Losing naturalization is also known as Denaturalization. Denaturalization is when a naturalized American citizen is stripped of their citizenship. Citizens who have been denaturalized can also be deported from the country. This case of deportation is mostly for non-natural-born U.S. citizens.
For natural-born U.S. citizens, the institution cannot strip their citizenship in the real sense because they have the birthright citizenship that covers them in the 14th Amendment to the Constitution. However, they can decide to renounce U.S. citizenship of their own volition.
Here are the reasons that can form the basis of Denaturalization of one’s U.S. citizenship:
- Falsification of Relevant Facts
The key here is to be truthful. Be honest in your interviews and paperwork. This is because no matter what, the truth always comes out. Even if the USCIS missed a lie you pushed, the agency can have your citizenship called back. Such lies can be about one’s identity or hidden criminal records.
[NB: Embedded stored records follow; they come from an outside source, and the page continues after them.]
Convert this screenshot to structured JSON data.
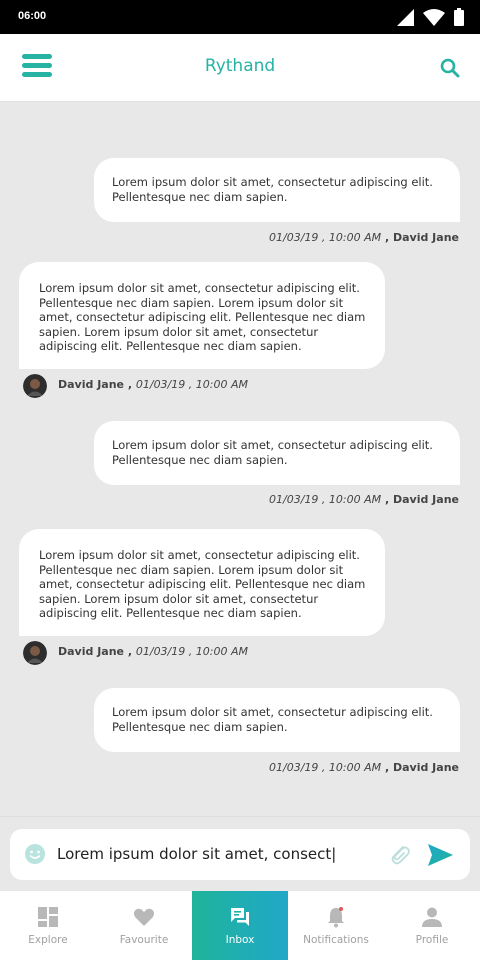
{
  "status_bar": {
    "time": "06:00"
  },
  "app_bar": {
    "title": "Rythand"
  },
  "messages": [
    {
      "direction": "out",
      "text": "Lorem ipsum dolor sit amet, consectetur adipiscing elit. Pellentesque nec diam sapien.",
      "time": "01/03/19 , 10:00 AM",
      "sender": "David Jane"
    },
    {
      "direction": "in",
      "text": "Lorem ipsum dolor sit amet, consectetur adipiscing elit. Pellentesque nec diam sapien. Lorem ipsum dolor sit amet, consectetur adipiscing elit. Pellentesque nec diam sapien. Lorem ipsum dolor sit amet, consectetur adipiscing elit. Pellentesque nec diam sapien.",
      "time": "01/03/19 , 10:00 AM",
      "sender": "David Jane"
    },
    {
      "direction": "out",
      "text": "Lorem ipsum dolor sit amet, consectetur adipiscing elit. Pellentesque nec diam sapien.",
      "time": "01/03/19 , 10:00 AM",
      "sender": "David Jane"
    },
    {
      "direction": "in",
      "text": "Lorem ipsum dolor sit amet, consectetur adipiscing elit. Pellentesque nec diam sapien. Lorem ipsum dolor sit amet, consectetur adipiscing elit. Pellentesque nec diam sapien. Lorem ipsum dolor sit amet, consectetur adipiscing elit. Pellentesque nec diam sapien.",
      "time": "01/03/19 , 10:00 AM",
      "sender": "David Jane"
    },
    {
      "direction": "out",
      "text": "Lorem ipsum dolor sit amet, consectetur adipiscing elit. Pellentesque nec diam sapien.",
      "time": "01/03/19 , 10:00 AM",
      "sender": "David Jane"
    }
  ],
  "composer": {
    "value": "Lorem ipsum dolor sit amet, consect|"
  },
  "nav": {
    "items": [
      {
        "label": "Explore",
        "icon": "explore-icon"
      },
      {
        "label": "Favourite",
        "icon": "heart-icon"
      },
      {
        "label": "Inbox",
        "icon": "inbox-icon",
        "active": true
      },
      {
        "label": "Notifications",
        "icon": "bell-icon"
      },
      {
        "label": "Profile",
        "icon": "profile-icon"
      }
    ]
  },
  "colors": {
    "accent": "#26b3a4",
    "active_gradient_start": "#1fb49a",
    "active_gradient_end": "#20a7c9"
  }
}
- Refusal to Testify Before Congress
If there is a case of allegations involving subversion of the U.S. government, you may be summoned to testify before the U.S. congress for further investigations. This requirement to testify to maintain citizenship status expires after ten years.
- Membership in Subversive Groups
Your U.S. citizenship can also be recalled if you join what is regarded as a subversive association or organization, namely Al Qaeda, etc., within five years of turning a naturalized citizen.
- Dishonourable Military Discharge
Remember that one of the legal ways to be eligible for naturalization in the U.S. is serving in the U.S. military. But then, the court can revoke your citizenship in the case of misconduct. If a court-martial discharges you based on misconduct like sexual assault or desertion, you can be denaturalized.
The Denaturalization Process
The Denaturalization process is followed in a federal court where all standard rules are followed according to a U.S. federal civil court ruling. Naturalized citizens, now denaturalized, have to leave the country. If they happen to have children granted citizenship based on their naturalization, those children will have to forfeit the citizenship status too.
Similar to any civil case, the process of Denaturalization begins with a formal complaint against the defendant. Next, the citizen in question, the defendant, has to defend themselves at trial or hire an attorney. Then, they have 60 days to reply on whether the claim was false or that the statute of limitations has expired.